CI Games lance un label indépendant


Actus / mardi, janvier 22nd, 2019

Quoi qu’on en pense, CI Games n’a pas froid aux yeux. Alors que le studio a échoué trois fois avec sa licence Sniper Ghost Warriors, celui-ci tente une tout autre aventure, en parallèle d’un nouvel opus. Fort de sa mauvaise expérience, CI Games scinde son équipe afin d’aider les jeux indépendants, via un label. Ce développeur n’est d’ailleurs pas le seul à récemment être passé du côté de l’édition.

L’offre…

Revenons rapidement sur la situation de CI Games. L’erreur du studio était sans doute d’affronter les gros FPS avec Sniper Ghost Warriors. Si le premier et deuxième opus citent clairement Call of Duty, le troisième épisode suit les traces de Far Cry.
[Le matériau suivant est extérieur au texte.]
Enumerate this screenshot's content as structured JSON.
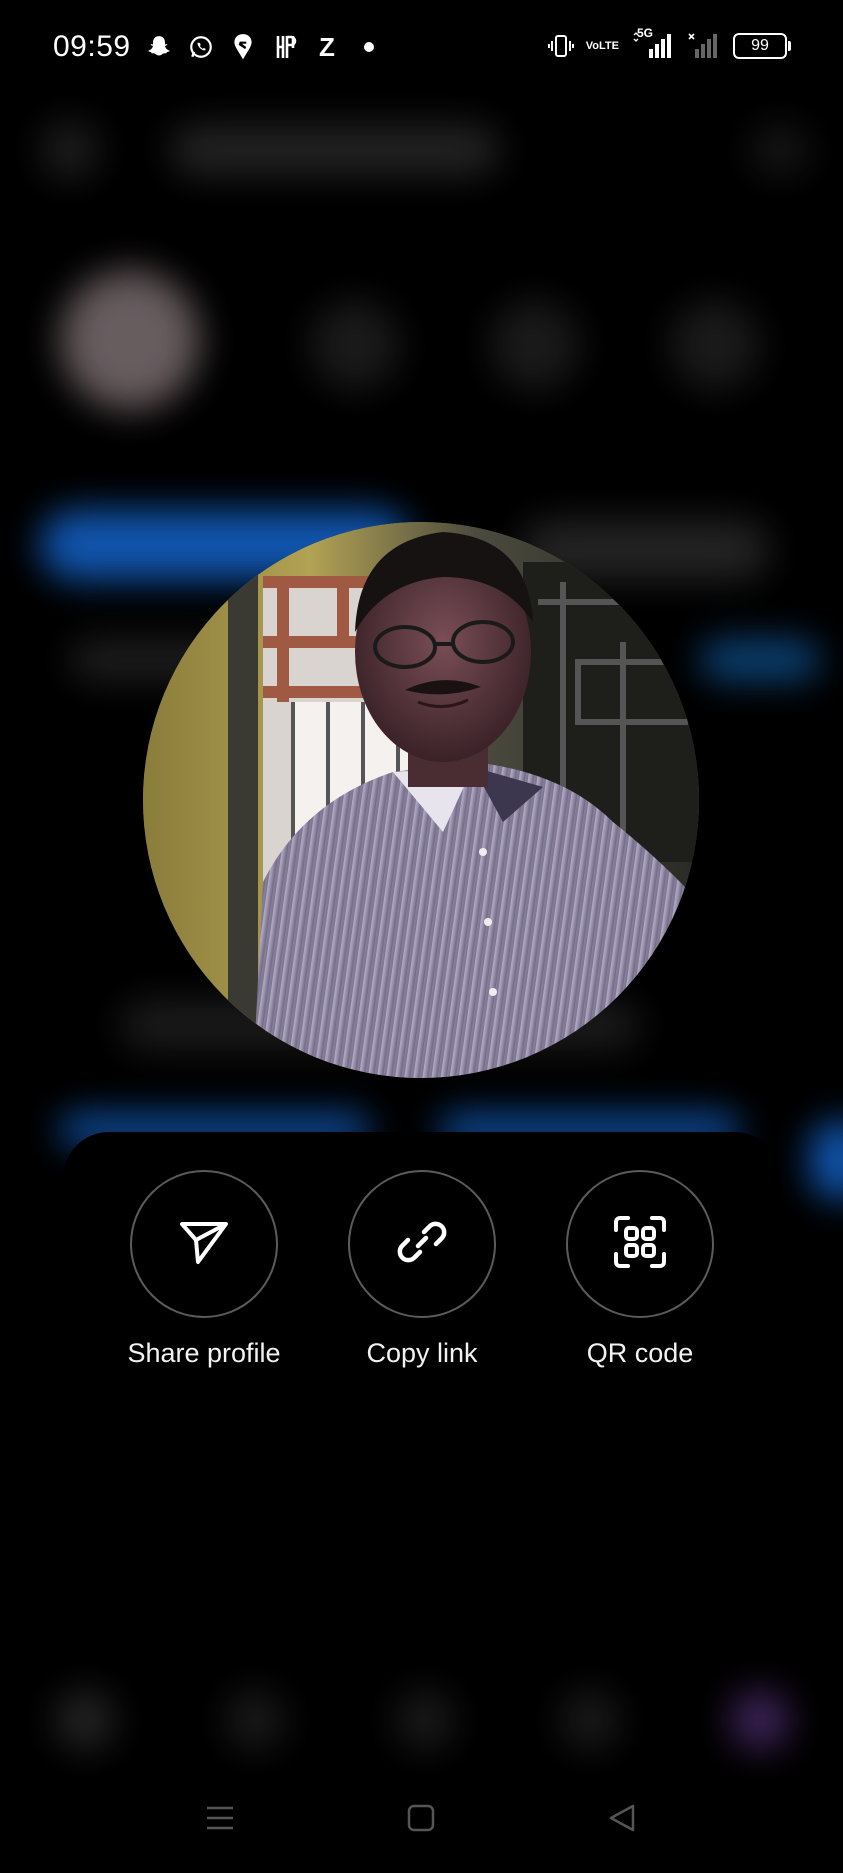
{
  "status_bar": {
    "time": "09:59",
    "notification_icons": [
      "snapchat-icon",
      "whatsapp-icon",
      "swiggy-icon",
      "hp-icon",
      "zomato-icon",
      "dot-icon"
    ],
    "zomato_glyph": "Z",
    "volte_line1": "Vo",
    "volte_line2": "LTE",
    "network_label": "5G",
    "battery_level": "99"
  },
  "avatar": {
    "description_icon": "profile-photo"
  },
  "actions": [
    {
      "label": "Share profile",
      "icon": "paper-plane-icon"
    },
    {
      "label": "Copy link",
      "icon": "link-icon"
    },
    {
      "label": "QR code",
      "icon": "qr-scan-icon"
    }
  ],
  "colors": {
    "background": "#000000",
    "accent_blue": "#1877f2",
    "circle_border": "#5b5b5b",
    "label": "#f2f2f2"
  },
  "system_nav": [
    "menu-icon",
    "home-icon",
    "back-icon"
  ]
}
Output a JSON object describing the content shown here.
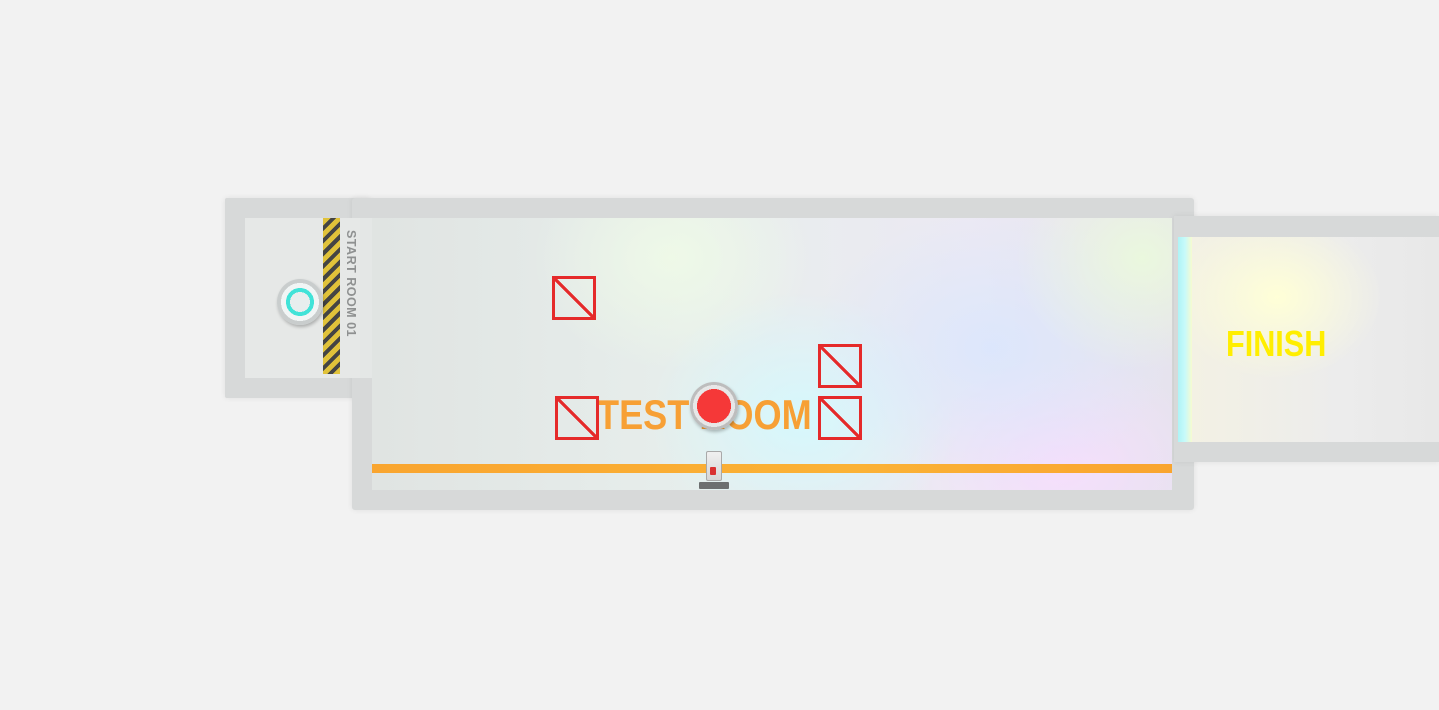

Cependant, une production de taille moyenne peut difficilement rivaliser avec des blockbusters, qui possèdent plus de budget pour les graphismes et la communication. Si un autre Sniper Ghost Warriors est en développement, il sera cette fois-ci moins ambitieux, avec toutefois un accompagnement sur le long terme.

Ainsi, si sa licence de sniper et Lords of the Fallen lui permet de faire de faibles profits, la création d’un label peut être une source supplémentaire de revenu. CI Games pourra injecter de l’argent dans des jeux indépendants en espérant avoir flairé les bons filons. Preuve en est, d’autres studios de taille moyenne (Team 17 et Starbreeze) sont récemment devenus éditeurs.

… et la demande

Le développeur de The Lords of the Fallen vient donc de créer le United Label, composé de 8 personnes. Ces dernières auront la lourde tâche de suivre et d’aider le développement de titres indépendants. Justement, à peine annoncé que ce label édite déjà quatre jeux, Eldest Soul, Horae, Röki et Tails of Iron.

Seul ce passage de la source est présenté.